Burdur Belediye Başkanı Ali Orkun Ercengiz'in aktardığına göre anne kız, 1971'deki deprem sonrası geçici olarak yapılan yığma binada yaşıyordu. Belediye ile TOKİ'nin kentsel dönüşüm kapsamında 70 metrekarelik konut teklifini kabul eden anne kız, kiraya çıktı. Ancak TOKİ tarafından ödenen kira bodrum katında kalmalarına imkan veriyordu. Onlar da Aydınlıkevler'deki daireye başlarını soktu.
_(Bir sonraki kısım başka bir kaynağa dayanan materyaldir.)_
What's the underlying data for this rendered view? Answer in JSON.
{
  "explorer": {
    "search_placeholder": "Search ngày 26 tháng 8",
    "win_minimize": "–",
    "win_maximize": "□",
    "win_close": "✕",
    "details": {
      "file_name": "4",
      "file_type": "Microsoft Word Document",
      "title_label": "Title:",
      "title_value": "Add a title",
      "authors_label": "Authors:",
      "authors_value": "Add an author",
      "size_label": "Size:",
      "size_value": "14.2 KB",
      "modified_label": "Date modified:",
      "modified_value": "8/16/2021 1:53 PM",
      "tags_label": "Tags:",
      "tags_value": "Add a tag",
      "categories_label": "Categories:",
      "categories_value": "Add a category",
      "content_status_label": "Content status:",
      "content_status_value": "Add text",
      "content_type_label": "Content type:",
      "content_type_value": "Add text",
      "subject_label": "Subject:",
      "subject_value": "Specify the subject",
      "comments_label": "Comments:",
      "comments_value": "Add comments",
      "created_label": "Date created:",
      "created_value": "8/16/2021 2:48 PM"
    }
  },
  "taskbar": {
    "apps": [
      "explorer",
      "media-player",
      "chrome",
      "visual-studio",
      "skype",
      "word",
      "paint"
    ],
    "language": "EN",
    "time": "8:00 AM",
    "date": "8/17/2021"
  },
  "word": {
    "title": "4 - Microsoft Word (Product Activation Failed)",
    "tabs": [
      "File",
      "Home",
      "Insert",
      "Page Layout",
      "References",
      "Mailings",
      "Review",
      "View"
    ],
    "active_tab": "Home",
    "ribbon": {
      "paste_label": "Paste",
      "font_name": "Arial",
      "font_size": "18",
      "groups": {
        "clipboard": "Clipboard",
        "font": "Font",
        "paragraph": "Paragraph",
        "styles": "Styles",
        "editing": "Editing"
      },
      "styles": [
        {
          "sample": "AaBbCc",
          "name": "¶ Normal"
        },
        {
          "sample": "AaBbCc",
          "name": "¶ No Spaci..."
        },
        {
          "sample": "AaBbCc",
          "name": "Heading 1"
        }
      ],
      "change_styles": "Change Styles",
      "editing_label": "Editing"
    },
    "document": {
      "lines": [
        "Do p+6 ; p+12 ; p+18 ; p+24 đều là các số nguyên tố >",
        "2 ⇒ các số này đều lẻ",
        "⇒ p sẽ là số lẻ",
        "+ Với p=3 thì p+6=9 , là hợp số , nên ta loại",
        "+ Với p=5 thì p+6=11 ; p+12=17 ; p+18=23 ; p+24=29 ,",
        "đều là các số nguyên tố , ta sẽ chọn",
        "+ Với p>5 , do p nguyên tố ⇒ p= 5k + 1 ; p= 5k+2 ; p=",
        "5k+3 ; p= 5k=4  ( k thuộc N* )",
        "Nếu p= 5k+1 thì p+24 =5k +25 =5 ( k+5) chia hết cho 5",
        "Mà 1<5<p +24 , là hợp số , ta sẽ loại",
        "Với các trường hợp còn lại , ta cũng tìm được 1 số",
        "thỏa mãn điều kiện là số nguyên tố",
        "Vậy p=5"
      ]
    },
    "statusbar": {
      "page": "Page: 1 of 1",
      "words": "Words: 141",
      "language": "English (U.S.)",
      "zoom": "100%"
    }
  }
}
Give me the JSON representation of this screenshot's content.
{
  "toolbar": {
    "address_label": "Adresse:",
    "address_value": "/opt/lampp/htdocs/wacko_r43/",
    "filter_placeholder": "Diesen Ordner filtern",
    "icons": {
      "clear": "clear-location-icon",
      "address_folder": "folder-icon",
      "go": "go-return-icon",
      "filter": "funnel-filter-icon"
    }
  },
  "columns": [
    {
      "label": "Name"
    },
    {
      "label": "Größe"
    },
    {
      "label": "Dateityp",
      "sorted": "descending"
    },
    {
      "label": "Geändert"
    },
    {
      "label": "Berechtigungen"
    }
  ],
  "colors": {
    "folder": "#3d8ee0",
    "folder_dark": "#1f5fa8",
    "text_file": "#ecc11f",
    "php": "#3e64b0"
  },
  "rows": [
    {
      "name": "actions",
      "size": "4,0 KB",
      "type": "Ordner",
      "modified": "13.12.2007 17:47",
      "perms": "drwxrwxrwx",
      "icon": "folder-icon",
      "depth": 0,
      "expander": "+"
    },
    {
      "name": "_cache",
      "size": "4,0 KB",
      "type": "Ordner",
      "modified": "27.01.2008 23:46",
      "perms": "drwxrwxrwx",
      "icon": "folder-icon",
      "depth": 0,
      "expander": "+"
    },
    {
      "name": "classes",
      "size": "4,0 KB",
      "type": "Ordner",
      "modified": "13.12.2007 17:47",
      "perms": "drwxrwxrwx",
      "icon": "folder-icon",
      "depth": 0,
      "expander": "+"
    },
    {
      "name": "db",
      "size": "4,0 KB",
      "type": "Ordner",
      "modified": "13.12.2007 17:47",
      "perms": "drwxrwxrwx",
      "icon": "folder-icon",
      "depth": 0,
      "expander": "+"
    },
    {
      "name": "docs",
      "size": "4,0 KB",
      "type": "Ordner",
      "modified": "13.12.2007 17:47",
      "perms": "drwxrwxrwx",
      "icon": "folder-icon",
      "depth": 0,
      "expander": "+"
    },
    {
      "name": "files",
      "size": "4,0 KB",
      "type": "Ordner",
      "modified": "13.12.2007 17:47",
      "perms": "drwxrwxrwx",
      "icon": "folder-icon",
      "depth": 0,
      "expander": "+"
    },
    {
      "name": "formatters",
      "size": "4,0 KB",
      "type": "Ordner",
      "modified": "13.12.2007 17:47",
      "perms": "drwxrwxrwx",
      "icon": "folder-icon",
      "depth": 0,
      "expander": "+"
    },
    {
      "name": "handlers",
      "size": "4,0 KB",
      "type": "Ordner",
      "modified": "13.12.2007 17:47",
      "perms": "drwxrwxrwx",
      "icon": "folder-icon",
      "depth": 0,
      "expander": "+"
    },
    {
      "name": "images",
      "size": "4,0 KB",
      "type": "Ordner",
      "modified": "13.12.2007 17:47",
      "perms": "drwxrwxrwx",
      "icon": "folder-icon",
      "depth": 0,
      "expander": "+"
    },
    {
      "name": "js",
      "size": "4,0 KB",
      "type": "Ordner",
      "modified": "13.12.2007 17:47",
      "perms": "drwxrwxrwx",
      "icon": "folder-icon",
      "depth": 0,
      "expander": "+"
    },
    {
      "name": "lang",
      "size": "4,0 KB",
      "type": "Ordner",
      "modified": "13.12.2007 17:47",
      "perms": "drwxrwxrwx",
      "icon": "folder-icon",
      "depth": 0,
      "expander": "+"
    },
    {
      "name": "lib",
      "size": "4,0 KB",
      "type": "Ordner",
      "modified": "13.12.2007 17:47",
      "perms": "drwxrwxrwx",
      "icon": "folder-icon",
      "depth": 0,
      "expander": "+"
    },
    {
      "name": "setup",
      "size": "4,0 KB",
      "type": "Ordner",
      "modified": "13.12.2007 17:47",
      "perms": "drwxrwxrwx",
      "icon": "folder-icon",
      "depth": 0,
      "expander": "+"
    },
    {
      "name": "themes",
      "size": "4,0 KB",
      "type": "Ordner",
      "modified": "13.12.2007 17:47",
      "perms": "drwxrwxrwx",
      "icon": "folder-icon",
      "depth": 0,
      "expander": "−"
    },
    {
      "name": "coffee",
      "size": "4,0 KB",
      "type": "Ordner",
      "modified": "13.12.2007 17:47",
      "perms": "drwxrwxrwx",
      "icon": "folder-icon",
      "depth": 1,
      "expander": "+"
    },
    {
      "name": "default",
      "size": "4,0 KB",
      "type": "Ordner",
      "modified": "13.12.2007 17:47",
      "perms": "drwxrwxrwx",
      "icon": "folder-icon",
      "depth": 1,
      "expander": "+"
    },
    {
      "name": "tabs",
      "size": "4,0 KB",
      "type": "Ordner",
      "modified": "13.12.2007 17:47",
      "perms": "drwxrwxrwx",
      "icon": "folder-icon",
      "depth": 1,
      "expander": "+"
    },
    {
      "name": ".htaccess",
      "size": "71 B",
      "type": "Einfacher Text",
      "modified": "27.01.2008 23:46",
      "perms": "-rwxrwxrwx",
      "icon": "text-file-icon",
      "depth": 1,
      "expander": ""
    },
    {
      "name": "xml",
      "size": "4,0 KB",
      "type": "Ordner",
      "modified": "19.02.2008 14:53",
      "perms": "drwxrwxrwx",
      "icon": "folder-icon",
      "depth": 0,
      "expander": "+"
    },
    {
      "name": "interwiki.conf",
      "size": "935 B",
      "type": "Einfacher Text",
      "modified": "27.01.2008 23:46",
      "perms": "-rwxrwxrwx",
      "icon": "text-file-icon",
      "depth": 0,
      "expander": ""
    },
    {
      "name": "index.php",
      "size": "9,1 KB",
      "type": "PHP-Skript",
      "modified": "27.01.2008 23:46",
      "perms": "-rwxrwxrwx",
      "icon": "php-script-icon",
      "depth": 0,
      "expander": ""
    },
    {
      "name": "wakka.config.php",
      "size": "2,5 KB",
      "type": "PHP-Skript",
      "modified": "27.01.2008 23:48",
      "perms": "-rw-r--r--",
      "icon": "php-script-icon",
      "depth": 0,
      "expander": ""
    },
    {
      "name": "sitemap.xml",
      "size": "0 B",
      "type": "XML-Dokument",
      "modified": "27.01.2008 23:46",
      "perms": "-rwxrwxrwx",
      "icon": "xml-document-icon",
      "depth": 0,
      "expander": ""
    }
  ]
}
TOKİ, geçen hafta binaları tamamladı, anahtar teslimine başladı. Doğtaşlar taşınmak için asansörün çalışmasını bekledi.

Ercengiz anlatıyor:

"Vesile ablamızın yatalak vaziyette merdiveni çıkma şansı yok. Hatta bu hafta sonu taşınmayı planlıyorlarmış. Dağdan gelen sel önüne ne kattıysa derenin içine dolduruyor. Bodrum su alıyor. Annesi komşulara seslense de Vesile abla hayatını kaybediyor. Saatlerdir 30-40 konutta temizlik devam ediyor ama herkesi Vesile abla için çok üzgün şekilde çalışıyor."